Migrate Existing Documents

When you already have a system in place to store your documents, it’s likely you won’t want to migrate all of your documents to PSPDFKit Server at once or build a wrapper to match your existing document IDs with the ones from our server.

Migrating from an Existing Document Storage

When all your PDFs are, for example, on Amazon S3 and you don’t want to reupload all of them to PSPDFKit Server, you can use our endpoint for adding a document from a URL. This will not cost you any more storage space on PSPDFKit Server, since we can use the file directly from S3. The document will still be cached to optimize performance.

Uploading Documents on Demand

You probably identify your documents with your own internal document IDs that map to files. You can reuse those document IDs on PSPDFKit Server when adding a new document. When a user requests one of the documents again, you can check on PSPDFKit Server to see if a document with this ID already exists. If this is not the case, you can upload the document with the same ID your user used for the document. Otherwise, you can serve them the document immediately.

As an example, let’s say you have a route like /documents/:id and your user requests a specific document with the ID my_document_identifier_1, which you internally have mapped to an S3 URL.

Now you can use the document info endpoint on PSPDFKit Server, pspdfkit-server.example.com/api/documents/my_document_identifier_1/document_info, and see if the document already exists. If this isn’t the case, you’ll receive a 404 error and call the adding a document from a URL endpoint with the following JSON:

  "url": "http://s3.amazon.com/sample.pdf",
  "document_id": "my_document_identifier_1"

After a successful request, PSPDFKit Server can now serve you the S3 document by using the ID my_document_identifier_1.

The next time one of your users requests the document with the ID my_document_identifier_1, you’ll receive a successful response from the document info endpoint and can serve your user the document immediately.

Accessing Your External Storage with Credentials or Tokens

When using S3, for example, you’re maybe using signed URLs with an expiration date to prevent accessing the documents after a certain time. Or, maybe you have your own storage that requires a username and password credentials to access the files.

This could also be the case if you’re using a WebDAV server that requires authentication with a username and password or any other storage solution that supports authentication via tokens.

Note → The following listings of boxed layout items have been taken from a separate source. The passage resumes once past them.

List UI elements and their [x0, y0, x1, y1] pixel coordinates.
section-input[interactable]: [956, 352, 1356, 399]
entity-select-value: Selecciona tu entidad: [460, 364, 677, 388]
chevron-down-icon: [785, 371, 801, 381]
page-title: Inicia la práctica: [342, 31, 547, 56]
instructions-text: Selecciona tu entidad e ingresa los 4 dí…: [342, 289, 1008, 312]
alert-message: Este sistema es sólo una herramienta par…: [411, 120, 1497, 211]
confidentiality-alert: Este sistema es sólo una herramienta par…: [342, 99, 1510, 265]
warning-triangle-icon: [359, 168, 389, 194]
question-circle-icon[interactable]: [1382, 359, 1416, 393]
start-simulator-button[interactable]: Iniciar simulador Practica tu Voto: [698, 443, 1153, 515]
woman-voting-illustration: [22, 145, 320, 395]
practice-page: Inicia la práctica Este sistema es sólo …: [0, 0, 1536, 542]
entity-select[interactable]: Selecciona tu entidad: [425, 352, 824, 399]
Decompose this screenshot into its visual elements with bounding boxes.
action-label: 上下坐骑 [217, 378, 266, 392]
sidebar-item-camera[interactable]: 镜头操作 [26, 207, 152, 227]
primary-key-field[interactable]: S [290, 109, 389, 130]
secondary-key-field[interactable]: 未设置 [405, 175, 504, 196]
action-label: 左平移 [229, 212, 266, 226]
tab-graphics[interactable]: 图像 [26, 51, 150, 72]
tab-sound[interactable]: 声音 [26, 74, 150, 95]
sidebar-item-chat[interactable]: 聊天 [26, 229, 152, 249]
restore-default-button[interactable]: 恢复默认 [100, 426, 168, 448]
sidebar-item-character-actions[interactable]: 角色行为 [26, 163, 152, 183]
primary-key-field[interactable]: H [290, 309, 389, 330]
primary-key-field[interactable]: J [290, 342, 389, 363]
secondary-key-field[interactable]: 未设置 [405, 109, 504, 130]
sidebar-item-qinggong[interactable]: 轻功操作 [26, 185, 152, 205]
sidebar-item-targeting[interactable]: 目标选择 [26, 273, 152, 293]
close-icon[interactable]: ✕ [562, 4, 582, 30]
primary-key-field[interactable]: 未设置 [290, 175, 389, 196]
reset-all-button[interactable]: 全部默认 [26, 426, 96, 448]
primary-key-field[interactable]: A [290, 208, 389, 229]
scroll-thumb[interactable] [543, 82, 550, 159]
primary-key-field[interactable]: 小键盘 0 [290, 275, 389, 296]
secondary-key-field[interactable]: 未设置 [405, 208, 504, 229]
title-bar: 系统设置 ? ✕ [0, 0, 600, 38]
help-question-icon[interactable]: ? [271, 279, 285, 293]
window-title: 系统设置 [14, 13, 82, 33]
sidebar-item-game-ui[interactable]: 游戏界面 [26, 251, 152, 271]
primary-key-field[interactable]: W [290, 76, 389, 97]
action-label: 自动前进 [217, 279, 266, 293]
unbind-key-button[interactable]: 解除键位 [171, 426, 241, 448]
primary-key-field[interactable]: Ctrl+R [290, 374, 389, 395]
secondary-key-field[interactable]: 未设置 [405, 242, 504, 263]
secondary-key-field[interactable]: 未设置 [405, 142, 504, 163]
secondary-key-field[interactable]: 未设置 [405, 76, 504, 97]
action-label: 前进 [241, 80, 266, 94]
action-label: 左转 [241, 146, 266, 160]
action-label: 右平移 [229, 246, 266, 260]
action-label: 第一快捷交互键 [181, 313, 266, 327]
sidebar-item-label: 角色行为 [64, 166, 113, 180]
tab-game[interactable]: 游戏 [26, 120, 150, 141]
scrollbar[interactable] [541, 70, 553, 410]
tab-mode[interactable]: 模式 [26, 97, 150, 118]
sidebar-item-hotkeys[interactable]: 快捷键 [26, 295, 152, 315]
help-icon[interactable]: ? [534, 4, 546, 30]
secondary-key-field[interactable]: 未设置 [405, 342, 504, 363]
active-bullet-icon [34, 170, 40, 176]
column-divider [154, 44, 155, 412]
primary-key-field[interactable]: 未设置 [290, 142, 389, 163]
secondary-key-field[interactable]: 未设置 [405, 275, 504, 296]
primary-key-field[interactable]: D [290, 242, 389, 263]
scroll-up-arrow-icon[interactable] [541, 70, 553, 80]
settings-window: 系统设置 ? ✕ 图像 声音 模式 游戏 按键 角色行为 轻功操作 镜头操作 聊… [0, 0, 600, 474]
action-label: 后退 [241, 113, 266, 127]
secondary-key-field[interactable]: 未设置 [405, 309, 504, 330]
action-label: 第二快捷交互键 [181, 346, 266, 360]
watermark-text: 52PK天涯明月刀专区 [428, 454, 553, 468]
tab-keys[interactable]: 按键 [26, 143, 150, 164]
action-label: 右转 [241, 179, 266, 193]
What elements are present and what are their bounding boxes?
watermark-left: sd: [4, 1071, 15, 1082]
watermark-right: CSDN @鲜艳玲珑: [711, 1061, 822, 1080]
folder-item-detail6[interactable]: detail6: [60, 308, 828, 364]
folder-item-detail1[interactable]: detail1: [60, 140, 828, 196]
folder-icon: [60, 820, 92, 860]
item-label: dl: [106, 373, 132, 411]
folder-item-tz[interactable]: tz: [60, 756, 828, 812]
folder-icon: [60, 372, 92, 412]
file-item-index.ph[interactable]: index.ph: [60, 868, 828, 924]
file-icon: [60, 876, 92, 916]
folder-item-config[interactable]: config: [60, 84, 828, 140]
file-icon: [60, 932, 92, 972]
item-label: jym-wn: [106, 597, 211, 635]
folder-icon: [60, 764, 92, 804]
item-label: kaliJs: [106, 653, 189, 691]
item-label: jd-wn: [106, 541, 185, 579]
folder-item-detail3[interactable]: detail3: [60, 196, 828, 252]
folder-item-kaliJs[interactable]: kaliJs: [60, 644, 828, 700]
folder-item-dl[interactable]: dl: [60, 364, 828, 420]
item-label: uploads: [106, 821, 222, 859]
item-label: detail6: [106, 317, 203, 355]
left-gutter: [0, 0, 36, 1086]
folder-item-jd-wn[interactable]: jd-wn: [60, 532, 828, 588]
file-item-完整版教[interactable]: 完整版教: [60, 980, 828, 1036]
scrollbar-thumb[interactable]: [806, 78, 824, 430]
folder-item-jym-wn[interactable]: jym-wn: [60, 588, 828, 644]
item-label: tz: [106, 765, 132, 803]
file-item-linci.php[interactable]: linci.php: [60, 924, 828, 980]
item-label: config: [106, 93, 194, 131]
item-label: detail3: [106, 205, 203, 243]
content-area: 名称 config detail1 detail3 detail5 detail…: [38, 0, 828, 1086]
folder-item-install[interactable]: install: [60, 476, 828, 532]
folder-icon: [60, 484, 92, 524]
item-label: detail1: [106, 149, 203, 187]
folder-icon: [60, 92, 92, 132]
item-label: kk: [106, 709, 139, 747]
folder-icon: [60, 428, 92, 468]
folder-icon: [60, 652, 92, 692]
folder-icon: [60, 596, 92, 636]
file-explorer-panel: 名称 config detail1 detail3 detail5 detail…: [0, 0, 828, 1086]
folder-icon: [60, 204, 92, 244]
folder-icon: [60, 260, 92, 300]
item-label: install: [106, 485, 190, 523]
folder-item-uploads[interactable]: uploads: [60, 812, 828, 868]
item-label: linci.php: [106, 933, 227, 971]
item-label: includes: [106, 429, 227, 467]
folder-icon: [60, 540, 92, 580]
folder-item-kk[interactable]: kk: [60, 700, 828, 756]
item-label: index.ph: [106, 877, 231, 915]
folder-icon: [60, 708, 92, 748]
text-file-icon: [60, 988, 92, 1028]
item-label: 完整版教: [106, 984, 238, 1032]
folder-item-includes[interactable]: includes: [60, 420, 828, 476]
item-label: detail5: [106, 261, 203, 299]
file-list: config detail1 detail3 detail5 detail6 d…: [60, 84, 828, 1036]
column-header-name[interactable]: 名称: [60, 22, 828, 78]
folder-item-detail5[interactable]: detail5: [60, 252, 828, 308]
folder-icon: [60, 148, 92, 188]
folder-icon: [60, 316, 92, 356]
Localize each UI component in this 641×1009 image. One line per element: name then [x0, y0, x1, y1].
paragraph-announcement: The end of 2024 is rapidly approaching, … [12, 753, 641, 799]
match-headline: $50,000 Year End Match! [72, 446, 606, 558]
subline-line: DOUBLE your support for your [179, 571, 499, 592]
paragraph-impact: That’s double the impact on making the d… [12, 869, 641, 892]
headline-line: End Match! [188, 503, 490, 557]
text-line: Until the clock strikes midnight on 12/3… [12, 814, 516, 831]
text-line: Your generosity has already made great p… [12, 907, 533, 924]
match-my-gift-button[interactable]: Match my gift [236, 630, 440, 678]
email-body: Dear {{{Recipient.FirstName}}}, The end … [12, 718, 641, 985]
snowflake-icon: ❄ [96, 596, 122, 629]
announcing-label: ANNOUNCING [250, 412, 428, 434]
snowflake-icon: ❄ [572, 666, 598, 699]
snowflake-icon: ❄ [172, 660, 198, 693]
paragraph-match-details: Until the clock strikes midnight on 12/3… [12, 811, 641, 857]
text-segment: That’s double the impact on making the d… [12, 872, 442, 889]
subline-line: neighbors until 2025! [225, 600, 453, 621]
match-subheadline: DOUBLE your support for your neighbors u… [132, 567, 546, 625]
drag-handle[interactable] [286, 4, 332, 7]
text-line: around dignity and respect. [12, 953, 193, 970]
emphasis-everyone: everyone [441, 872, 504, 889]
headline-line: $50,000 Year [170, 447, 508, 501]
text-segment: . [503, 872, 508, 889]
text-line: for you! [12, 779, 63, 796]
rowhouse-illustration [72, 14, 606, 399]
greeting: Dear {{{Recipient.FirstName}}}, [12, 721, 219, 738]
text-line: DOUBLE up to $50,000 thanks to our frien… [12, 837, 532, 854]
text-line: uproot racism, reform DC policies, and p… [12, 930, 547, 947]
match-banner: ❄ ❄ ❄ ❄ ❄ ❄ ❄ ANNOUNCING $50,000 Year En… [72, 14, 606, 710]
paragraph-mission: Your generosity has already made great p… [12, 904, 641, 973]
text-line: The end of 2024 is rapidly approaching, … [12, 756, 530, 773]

When adding a document from a URL, this URL must provide PSPDFKit Server with the possibility of always downloading the PDF when it’s no longer in the cache. However, if you’re using signed URLs, this could be an issue because the token might be expired.

In this case, we recommend you use one of the following approaches.

Change the S3 Bucket Policy

If you’re using S3 with signed URLs, instead of providing PSPDFKit Server URLs with signed tokens and an expiration date, we recommend you change the S3 bucket policy. By allowing the IP where PSPDFKit Server is hosted, you will not need any signed URLs for extra protection, since PSPDFKit Server also doesn’t expose these URLs.

Have an Internal Endpoint That Redirects

When you still want to use signed URLs or need to add credentials to the URLs that you provide to PSPDFKit Server, we recommend you add an internal endpoint on your backend that redirects the URLs to the signed URLs. In the following code snippet, we have a Node.js server that receives requests at /documents/:document_id, where :document_id is the identifier you use in your application. It then generates the signed URL or URLs with any other credentials and redirects to this URL.

In this example, you’d provide PSPDFKit Server the URL https://yourapp.com/documents/myDocumentIdentifier1, and this endpoint would redirect to any signed URL, like s3.amazon.com/myDocument.pdf?token=123455:

// Catch the document endpoint.
app.get("/documents/:documentId", function(req, res) {
  // Here we generate the signed URL for Amazon S3 for the unique document ID that we were provided with and that will be used
  // by PSPDFKit Server.
  const preSignedUrl = generatePreSignedUrlForDocument(req.params.documentId);

The generatePreSignedUrlForDocument function used in the snippet above will generate the signed S3 URL with the expiry parameters. This will look similar to the function in the AWS guides’ Java example.